The next obstacle is interesting. An overhang on the left forces the rig on to the rock to the right. Its tight and chances are good you’ll rub your windshield or roof on that underhang.
Hug hard right and keep headed that way. As you crest around the bend a huge rock in the center of the trail loves grabbing tie rods and diffs. Keep the tires turned to the right and as the rig goes up (if it will) the right side of that rock should grab your tire and keep you headed the right way.
Then drive up that rock like a ramp. It will try to grab your rear diff and stop you dead.
After a short break you come to the next obstacle with two lines. One to the right side (shown) and one to the left.
One line to the far right if you’re rig is wide enough means hugging a wall and straddling a huge hole. Falling off the line here could do some serious damage and the climbs are undercut so they can be very hard on axleshafts.

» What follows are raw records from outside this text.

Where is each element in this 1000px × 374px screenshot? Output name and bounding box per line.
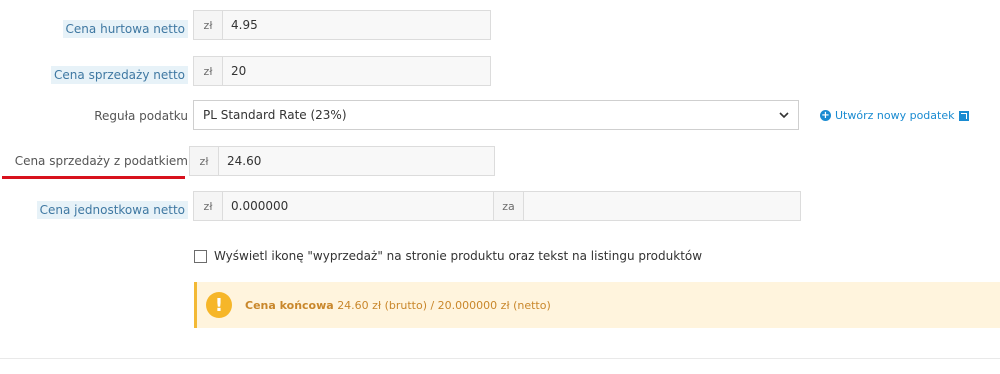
on-sale-checkbox-row[interactable]: Wyświetl ikonę "wyprzedaż" na stronie pr… bbox=[194, 249, 702, 263]
final-price-values: 24.60 zł (brutto) / 20.000000 zł (netto) bbox=[337, 298, 551, 312]
tax-rule-selected: PL Standard Rate (23%) bbox=[203, 108, 347, 122]
wholesale-price-input[interactable]: 4.95 bbox=[223, 10, 491, 40]
retail-net-price-input[interactable]: 20 bbox=[223, 56, 491, 86]
plus-circle-icon: + bbox=[820, 110, 831, 121]
unit-per-input[interactable] bbox=[524, 191, 801, 221]
unit-price-group: zł 0.000000 za bbox=[193, 191, 801, 221]
unit-price-label: Cena jednostkowa netto bbox=[36, 201, 188, 219]
external-link-icon bbox=[959, 110, 970, 121]
currency-addon: zł bbox=[193, 10, 223, 40]
final-price-text: Cena końcowa 24.60 zł (brutto) / 20.0000… bbox=[245, 299, 551, 312]
retail-net-price-label: Cena sprzedaży netto bbox=[51, 66, 188, 84]
wholesale-price-group: zł 4.95 bbox=[193, 10, 491, 40]
tax-rule-label: Reguła podatku bbox=[94, 109, 188, 123]
warning-icon: ! bbox=[206, 292, 232, 318]
currency-addon: zł bbox=[189, 146, 219, 176]
retail-tax-price-group: zł 24.60 bbox=[189, 146, 495, 176]
on-sale-checkbox-label: Wyświetl ikonę "wyprzedaż" na stronie pr… bbox=[214, 249, 703, 263]
final-price-title: Cena końcowa bbox=[245, 298, 334, 312]
retail-tax-price-label: Cena sprzedaży z podatkiem bbox=[14, 154, 188, 168]
section-divider bbox=[0, 358, 1000, 359]
retail-tax-price-input[interactable]: 24.60 bbox=[219, 146, 495, 176]
chevron-down-icon bbox=[779, 111, 789, 118]
unit-price-input[interactable]: 0.000000 bbox=[223, 191, 494, 221]
currency-addon: zł bbox=[193, 191, 223, 221]
retail-net-price-group: zł 20 bbox=[193, 56, 491, 86]
unit-per-addon: za bbox=[494, 191, 524, 221]
create-tax-link[interactable]: + Utwórz nowy podatek bbox=[820, 109, 970, 122]
currency-addon: zł bbox=[193, 56, 223, 86]
on-sale-checkbox[interactable] bbox=[194, 249, 207, 263]
final-price-alert: ! Cena końcowa 24.60 zł (brutto) / 20.00… bbox=[194, 282, 1000, 328]
tax-rule-select[interactable]: PL Standard Rate (23%) bbox=[193, 100, 799, 130]
create-tax-link-text: Utwórz nowy podatek bbox=[835, 109, 955, 122]
wholesale-price-label: Cena hurtowa netto bbox=[62, 20, 188, 38]
red-underline-annotation bbox=[2, 176, 185, 179]
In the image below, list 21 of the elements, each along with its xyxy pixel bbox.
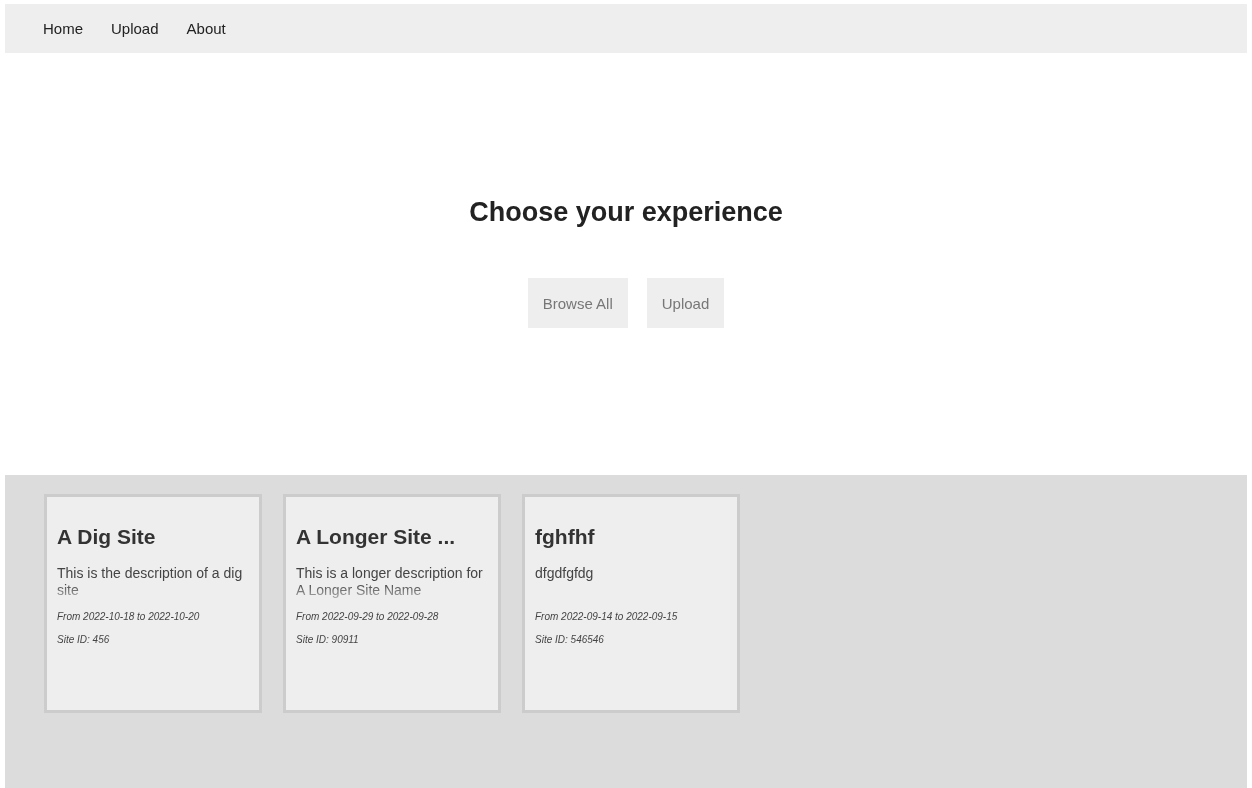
site-name: fghfhf [535,525,596,549]
site-card[interactable]: fghfhf dfgdfgfdg From 2022-09-14 to 2022-09-15 Site ID: 546546 [522,494,740,713]
site-description: This is a longer description for A Longer Site Name [296,565,484,599]
page-heading: Choose your experience [469,197,783,228]
site-name: A Longer Site ... [296,525,457,549]
site-id: Site ID: 546546 [535,634,605,645]
nav-link[interactable]: Upload [111,20,159,37]
site-name: A Dig Site [57,525,157,549]
site-dates: From 2022-09-29 to 2022-09-28 [296,611,440,622]
action-button[interactable]: Browse All [527,278,628,328]
site-card[interactable]: A Dig Site This is the description of a dig site From 2022-10-18 to 2022-10-20 Site ID: 456 [44,494,262,713]
site-description: This is the description of a dig site [57,565,244,599]
action-button[interactable]: Upload [646,278,725,328]
nav-link[interactable]: Home [43,20,83,37]
nav-link[interactable]: About [186,20,226,37]
site-card[interactable]: A Longer Site ... This is a longer description for A Longer Site Name From 2022-09-29 to 2022-09-28 Site ID: 90911 [283,494,501,713]
site-description: dfgdfgfdg [535,565,595,583]
site-id: Site ID: 456 [57,634,111,645]
site-id: Site ID: 90911 [296,634,360,645]
site-dates: From 2022-09-14 to 2022-09-15 [535,611,679,622]
site-dates: From 2022-10-18 to 2022-10-20 [57,611,201,622]
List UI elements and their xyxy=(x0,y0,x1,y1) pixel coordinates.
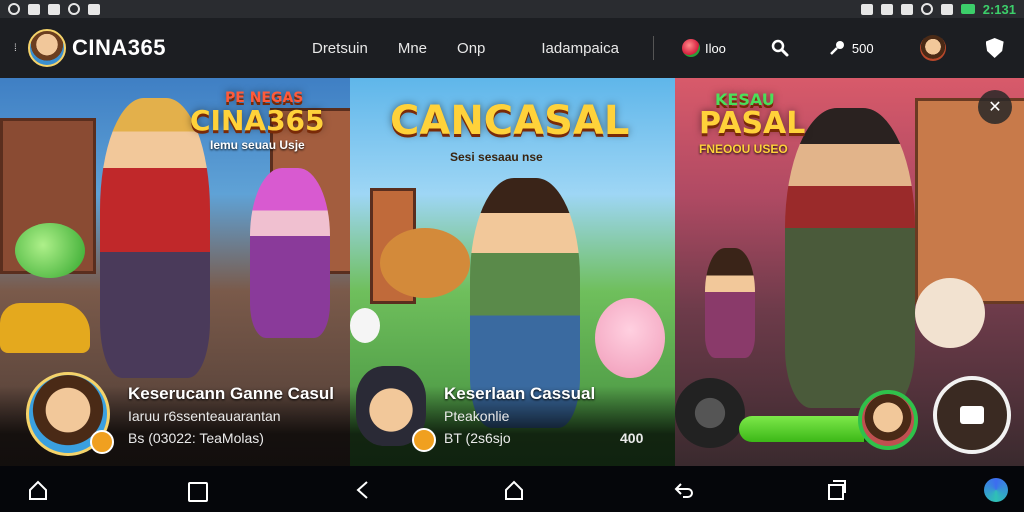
signal-icon xyxy=(940,3,953,15)
recent-apps-icon[interactable] xyxy=(188,482,208,502)
nav-item-1[interactable]: Dretsuin xyxy=(312,40,368,57)
status-left-icons xyxy=(8,3,100,15)
slime-illustration xyxy=(15,223,85,278)
card-description: Pteakonlie xyxy=(444,408,510,424)
pig-illustration xyxy=(595,298,665,378)
download-icon xyxy=(68,3,80,15)
game-card-2[interactable]: CANCASAL Sesi sesaau nse Keserlaan Cassu… xyxy=(350,78,675,466)
back-arrow-icon[interactable] xyxy=(672,478,696,502)
camera-action-button[interactable] xyxy=(933,376,1011,454)
elf-character xyxy=(250,168,330,338)
game-title: CANCASAL xyxy=(390,98,630,144)
main-nav: Dretsuin Mne Onp Iadampaica xyxy=(312,40,619,57)
wheel-illustration xyxy=(675,378,745,448)
coins-display[interactable]: Iloo xyxy=(681,39,726,57)
camera-icon xyxy=(8,3,20,15)
game-title: PASAL xyxy=(699,106,806,141)
battery-icon xyxy=(960,4,975,14)
game-subtitle: Iemu seuau Usje xyxy=(210,138,305,152)
card-meta: Bs (03022: TeaMolas) xyxy=(128,430,264,446)
badge-icon xyxy=(90,430,114,454)
home-icon[interactable] xyxy=(502,478,526,502)
user-avatar[interactable] xyxy=(919,35,946,61)
assistant-icon[interactable] xyxy=(984,478,1008,502)
hero-character xyxy=(100,98,210,378)
card-meta: BT (2s6sjo xyxy=(444,430,511,446)
brand-title[interactable]: CINA365 xyxy=(72,35,166,61)
game-subtitle: Sesi sesaau nse xyxy=(450,150,543,164)
game-title: CINA365 xyxy=(190,104,325,137)
card-count: 400 xyxy=(620,430,644,446)
status-right-icons: 2:131 xyxy=(860,1,1016,17)
key-icon xyxy=(828,38,848,58)
system-nav-bar xyxy=(0,466,1024,512)
coin-icon xyxy=(681,39,700,57)
game-card-3[interactable]: KESAU PASAL FNEOOU USEO ✕ xyxy=(675,78,1024,466)
app-header: ⁞ CINA365 Dretsuin Mne Onp Iadampaica Il… xyxy=(0,18,1024,78)
warrior-character xyxy=(785,108,915,408)
nav-item-4[interactable]: Iadampaica xyxy=(541,40,619,57)
dog-illustration xyxy=(915,278,985,348)
nav-item-2[interactable]: Mne xyxy=(398,40,427,57)
car-illustration xyxy=(0,303,90,353)
notify-icon xyxy=(88,3,100,15)
home-icon[interactable] xyxy=(26,478,50,502)
sheep-illustration xyxy=(350,308,380,343)
progress-fill xyxy=(739,416,864,442)
building-illustration xyxy=(915,98,1024,304)
image-icon xyxy=(28,3,40,15)
player-avatar[interactable] xyxy=(858,390,918,450)
camera-icon xyxy=(960,406,984,424)
guitar-illustration xyxy=(380,228,470,298)
vibrate-icon xyxy=(880,3,893,15)
bluetooth-icon xyxy=(860,3,873,15)
menu-icon[interactable]: ⁞ xyxy=(14,43,22,54)
coins-value: Iloo xyxy=(704,40,726,56)
logo-avatar[interactable] xyxy=(28,29,66,67)
search-icon[interactable] xyxy=(770,38,790,58)
key-display[interactable]: 500 xyxy=(828,38,874,58)
game-subtitle: FNEOOU USEO xyxy=(699,142,788,156)
key-value: 500 xyxy=(851,40,874,56)
status-bar: 2:131 xyxy=(0,0,1024,18)
card-description: Iaruu r6ssenteauarantan xyxy=(128,408,281,424)
header-divider xyxy=(652,36,654,60)
game-carousel: PE NEGAS CINA365 Iemu seuau Usje Keseruc… xyxy=(0,78,1024,466)
card-title: Keserucann Ganne Casul xyxy=(128,384,334,403)
status-time: 2:131 xyxy=(982,1,1016,17)
nav-item-3[interactable]: Onp xyxy=(457,40,485,57)
badge-icon xyxy=(412,428,436,452)
girl-character xyxy=(705,248,755,358)
shield-icon[interactable] xyxy=(985,38,1004,58)
alert-icon xyxy=(48,3,60,15)
game-card-1[interactable]: PE NEGAS CINA365 Iemu seuau Usje Keseruc… xyxy=(0,78,350,466)
close-icon[interactable]: ✕ xyxy=(978,90,1012,124)
info-icon xyxy=(900,3,913,15)
back-icon[interactable] xyxy=(352,478,376,502)
recent-apps-icon[interactable] xyxy=(824,478,848,502)
card-title: Keserlaan Cassual xyxy=(444,384,596,403)
wifi-icon xyxy=(920,3,933,15)
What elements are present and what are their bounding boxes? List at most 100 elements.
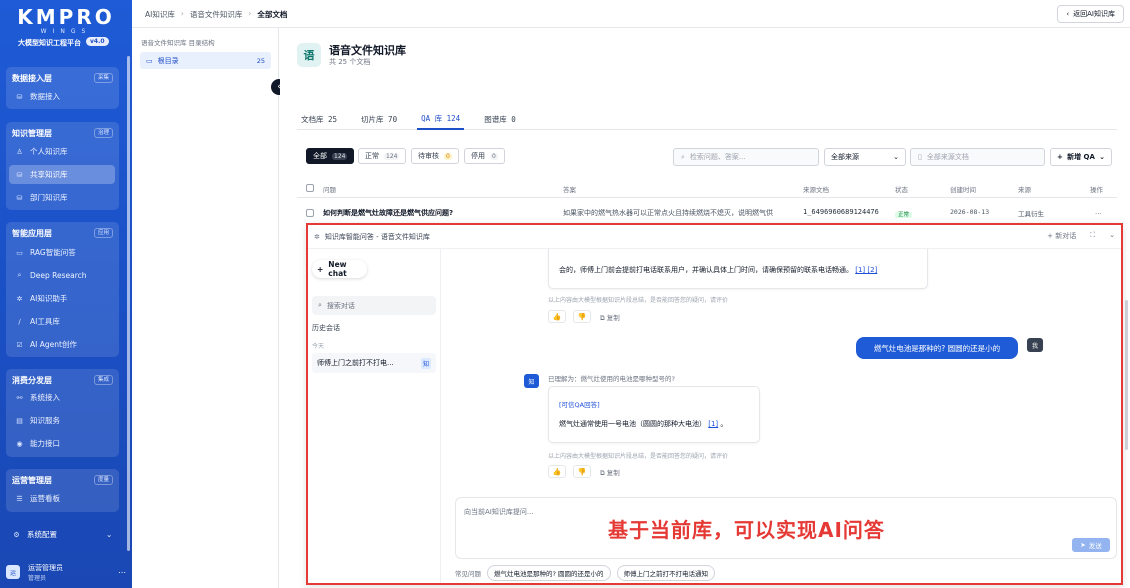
filter-label: 正常 — [365, 152, 379, 160]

The slightly easier line, and one that works better for rigs with narrower axles is to the far left. It involves shinnying up and over a huge sandstone rock that will test your belly clearance and probably hammer your center skid plate pretty hard.
From here tire placement helps rigs make it over some huge jagged chert boulders and a few coffin sized blocks of sandstone. Definitely not the hardest part of the trail, but technical enough to mean if you snooze you loose.
The next obstacle is a doozy. The Heldorado waterfall. It literally towers over most jeeps and is nearly un-drivable.
To drive it, according to Durham, who’s driven it a time or two, stay hard right all the way to the top. You’ll have to hit it and prey near the top. Don’t hesitate to rig up a winch line to a sturdy anchor at the top first to keep you from pirouetting over backwards. It’s a long ways down. It’s hard to see but Durham’s Warn Zeon is hooked up here. Most people winch without trying the climb.
Ned and Chris, Heldorado waterfall veterans help Jessie, a Heldorado newbie, winch up the waterfall as most sane people do.
The Killer Bee is arguably Ned’s most prized possession. He even ran her in the NORRA Mexican 1000 a few years back. Taking the winch means Ned gets to keep enjoying the Bee rather than risk injury and or huge amounts of damage.